Hoje cientistas políticos defendem ferrenhamente, cheios de argumentos, ambos os lados, como teólogos divergem cheios da certeza sobre a definição de Deus.

Isso faz sugerir que ambas possam estar equivocadas.

A corrupção no Brasil é patrocinada muitas vezes por forças externas, outros países, grandes conglomerados e não se pode isolar o Brasil do resto do mundo. Somos o mundo.

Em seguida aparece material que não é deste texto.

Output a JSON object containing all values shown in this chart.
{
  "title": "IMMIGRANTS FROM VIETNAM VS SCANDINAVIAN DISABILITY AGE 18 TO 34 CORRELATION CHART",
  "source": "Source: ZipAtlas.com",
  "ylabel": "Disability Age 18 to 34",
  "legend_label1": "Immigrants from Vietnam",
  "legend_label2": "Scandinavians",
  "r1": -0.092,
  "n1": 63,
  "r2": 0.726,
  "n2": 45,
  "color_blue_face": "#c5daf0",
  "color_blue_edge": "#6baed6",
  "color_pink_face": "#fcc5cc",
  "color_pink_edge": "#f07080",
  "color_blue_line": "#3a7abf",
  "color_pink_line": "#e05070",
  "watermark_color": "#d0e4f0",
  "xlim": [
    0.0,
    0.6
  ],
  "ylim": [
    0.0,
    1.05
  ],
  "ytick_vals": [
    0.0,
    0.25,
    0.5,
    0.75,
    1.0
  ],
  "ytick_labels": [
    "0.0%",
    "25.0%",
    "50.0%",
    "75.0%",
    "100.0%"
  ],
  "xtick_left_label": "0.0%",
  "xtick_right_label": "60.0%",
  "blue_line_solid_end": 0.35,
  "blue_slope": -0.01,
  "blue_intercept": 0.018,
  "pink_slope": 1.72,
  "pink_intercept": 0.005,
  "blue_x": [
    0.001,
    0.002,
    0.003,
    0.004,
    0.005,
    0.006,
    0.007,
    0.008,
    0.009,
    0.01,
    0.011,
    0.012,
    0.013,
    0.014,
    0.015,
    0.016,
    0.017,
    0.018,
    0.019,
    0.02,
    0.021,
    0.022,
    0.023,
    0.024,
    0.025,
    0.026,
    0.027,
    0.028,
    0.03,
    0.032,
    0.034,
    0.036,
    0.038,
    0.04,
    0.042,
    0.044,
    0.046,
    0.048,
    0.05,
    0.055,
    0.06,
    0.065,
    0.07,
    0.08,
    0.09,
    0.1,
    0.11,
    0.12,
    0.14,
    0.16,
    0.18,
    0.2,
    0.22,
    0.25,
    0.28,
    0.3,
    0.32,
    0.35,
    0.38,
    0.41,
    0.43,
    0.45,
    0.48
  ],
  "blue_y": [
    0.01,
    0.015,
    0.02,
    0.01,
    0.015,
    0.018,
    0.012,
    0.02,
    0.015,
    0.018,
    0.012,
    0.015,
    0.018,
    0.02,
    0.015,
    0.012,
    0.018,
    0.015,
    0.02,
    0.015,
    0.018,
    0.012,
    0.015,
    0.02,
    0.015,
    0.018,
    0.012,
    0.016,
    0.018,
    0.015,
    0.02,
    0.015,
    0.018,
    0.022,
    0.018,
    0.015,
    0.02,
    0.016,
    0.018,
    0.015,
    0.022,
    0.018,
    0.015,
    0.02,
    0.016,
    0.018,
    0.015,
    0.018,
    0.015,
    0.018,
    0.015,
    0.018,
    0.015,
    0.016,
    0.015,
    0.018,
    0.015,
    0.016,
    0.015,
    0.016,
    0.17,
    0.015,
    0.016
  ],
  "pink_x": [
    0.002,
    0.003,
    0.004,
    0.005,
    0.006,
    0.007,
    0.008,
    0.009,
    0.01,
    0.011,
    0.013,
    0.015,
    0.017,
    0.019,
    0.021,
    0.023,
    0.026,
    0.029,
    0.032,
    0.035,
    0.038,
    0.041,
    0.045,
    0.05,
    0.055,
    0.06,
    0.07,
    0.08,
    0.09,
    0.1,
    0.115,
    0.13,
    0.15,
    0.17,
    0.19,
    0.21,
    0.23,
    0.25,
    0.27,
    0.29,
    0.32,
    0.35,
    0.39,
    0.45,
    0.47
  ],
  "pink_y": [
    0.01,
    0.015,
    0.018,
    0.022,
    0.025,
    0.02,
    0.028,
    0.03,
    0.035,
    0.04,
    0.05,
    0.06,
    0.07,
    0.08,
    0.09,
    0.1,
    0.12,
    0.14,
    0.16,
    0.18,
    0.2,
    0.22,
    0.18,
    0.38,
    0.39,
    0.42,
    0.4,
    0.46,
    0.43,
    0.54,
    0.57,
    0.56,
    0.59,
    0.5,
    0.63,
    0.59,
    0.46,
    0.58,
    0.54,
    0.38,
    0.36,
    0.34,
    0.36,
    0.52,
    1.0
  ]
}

Uma vertente que defenda o consumismo e estimule sempre a ter mais e gastar mais, além de ser um dos perpetuadores da corrupção, pois faz o ser humano crer que é mais importante o carro novo do que a vida do favelado, faz o homem se vender por dinheiro e faz os recursos do mundo escassearem de forma vertiginosa a custa do trabalho escravo de outros seres humanos não pode ser correta na minha opinião.

Por outro lado, uma doutrina que cria um estado forte e disciplinador, fecha fronteiras imaginárias num mundo onde nós somos apenas mais uma espécie que precisa de liberdade para evoluir e onde a hierarquia é essencial e tende a gerar ditadores, também não pode ser correta.

A terceira via parece ser a via da tolerância, da liberdade, da flexibilidade, do cooperativismo, da ausência de hierarquia, da presença de lideranças naturais que jamais se vendam por dinheiro, porque realmente entenderão que o que há de mais valioso da vida é a vida de cada ser humano. Talvez o primeiro passo seja aprendermos a direcionar melhor nossa indignação e sermos mais empáticos com nossos semelhantes. Está muito longe de chegarmos a este ponto e precisamos nos desapegar de velhas verdades, meu belo casal, mas já é um ponto visível no horizonte, não é mais uma utopia.